Around noon on Wednesday, a posse of policemen wheeled Soni Sori through the corridors of Raipur’s Ambedkar hospital en route to a routine Computed Tomography (CT) scan that no hospital in the five districts of south Chhattisgarh was equipped to handle. As she lay on her stretcher, Ms. Soni said she was on hunger strike to protest against her treatment at the hands of the police.
Ms. Sori, a 36 year old adivasi school teacher accused of serving as a conduit between the Essar company and the banned Communist Party of India (Maoist), was referred to Raipur after she said she had a fall while in police custody in Dantewada. At the time, Ms. Sori told this correspondent that she had been mentally tortured by police interrogators but had not been physically hit during questioning.

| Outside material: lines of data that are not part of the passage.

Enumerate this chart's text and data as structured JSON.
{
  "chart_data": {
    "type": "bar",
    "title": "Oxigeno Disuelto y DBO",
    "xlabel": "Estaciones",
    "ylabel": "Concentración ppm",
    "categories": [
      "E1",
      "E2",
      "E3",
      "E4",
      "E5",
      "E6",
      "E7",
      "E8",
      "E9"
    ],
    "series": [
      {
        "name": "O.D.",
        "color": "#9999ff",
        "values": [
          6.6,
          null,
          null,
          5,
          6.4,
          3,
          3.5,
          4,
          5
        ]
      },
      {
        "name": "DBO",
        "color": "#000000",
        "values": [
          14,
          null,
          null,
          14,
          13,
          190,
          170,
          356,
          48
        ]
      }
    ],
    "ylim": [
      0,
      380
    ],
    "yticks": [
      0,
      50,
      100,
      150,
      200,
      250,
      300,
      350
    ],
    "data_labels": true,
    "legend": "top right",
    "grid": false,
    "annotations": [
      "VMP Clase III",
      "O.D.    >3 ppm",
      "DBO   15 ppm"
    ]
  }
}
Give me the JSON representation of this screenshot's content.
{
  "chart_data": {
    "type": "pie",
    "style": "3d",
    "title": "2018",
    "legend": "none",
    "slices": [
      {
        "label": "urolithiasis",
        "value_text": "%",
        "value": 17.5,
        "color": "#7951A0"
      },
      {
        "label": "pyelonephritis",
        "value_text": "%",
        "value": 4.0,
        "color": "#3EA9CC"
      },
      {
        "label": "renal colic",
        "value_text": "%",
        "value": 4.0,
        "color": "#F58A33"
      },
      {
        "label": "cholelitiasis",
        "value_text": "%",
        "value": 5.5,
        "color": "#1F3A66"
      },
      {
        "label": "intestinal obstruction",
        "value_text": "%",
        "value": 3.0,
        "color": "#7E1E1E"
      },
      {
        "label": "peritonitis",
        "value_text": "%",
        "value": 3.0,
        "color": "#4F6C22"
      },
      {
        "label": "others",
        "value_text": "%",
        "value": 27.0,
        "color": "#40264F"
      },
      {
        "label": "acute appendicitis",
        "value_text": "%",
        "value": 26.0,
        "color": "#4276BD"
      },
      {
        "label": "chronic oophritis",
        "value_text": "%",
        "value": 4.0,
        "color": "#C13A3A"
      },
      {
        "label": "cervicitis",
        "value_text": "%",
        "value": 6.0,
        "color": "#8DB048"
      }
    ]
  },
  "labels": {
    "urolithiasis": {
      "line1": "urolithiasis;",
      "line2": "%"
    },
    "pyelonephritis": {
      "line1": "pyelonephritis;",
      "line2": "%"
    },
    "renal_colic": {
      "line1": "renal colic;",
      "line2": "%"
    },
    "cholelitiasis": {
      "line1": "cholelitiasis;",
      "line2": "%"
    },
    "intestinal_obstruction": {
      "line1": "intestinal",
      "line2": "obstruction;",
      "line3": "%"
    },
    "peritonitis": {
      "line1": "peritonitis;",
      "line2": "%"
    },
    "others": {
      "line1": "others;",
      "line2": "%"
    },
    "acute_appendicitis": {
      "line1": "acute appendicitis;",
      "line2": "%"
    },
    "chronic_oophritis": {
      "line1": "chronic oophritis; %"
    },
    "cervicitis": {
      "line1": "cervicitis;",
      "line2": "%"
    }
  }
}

On Tuesday night, local television channels played footage of Ms. Sori announced her hunger strike. “Why are the police treating me like a criminal? Why did they shackle my feet,” asks Ms. Sori in the clip, adding that the shackles had been removed before the TV cameras were let into the room.
“I am still on hunger strike to protest against the false cases level;ed against me,” said Ms. Sori on Wednesday morning in a brief exchange with this correspondent, before policemen wheeled her into the hospital’s trauma ward.
However, hospital doctors and police officers associated with the case refused to comment on the case. Neither the Medical Superintendent of the Ambedkar Hospital, Dr. Vivek Choudhury nor police spokesperson Mr. Vivekananda Sinha returned calls made to their office.
In a related development, news agencies reported that the National Human Rights Commission had taken cognisance of Ms. Sori’s case and had directed its officers to look into allegations of custodial mistreatment.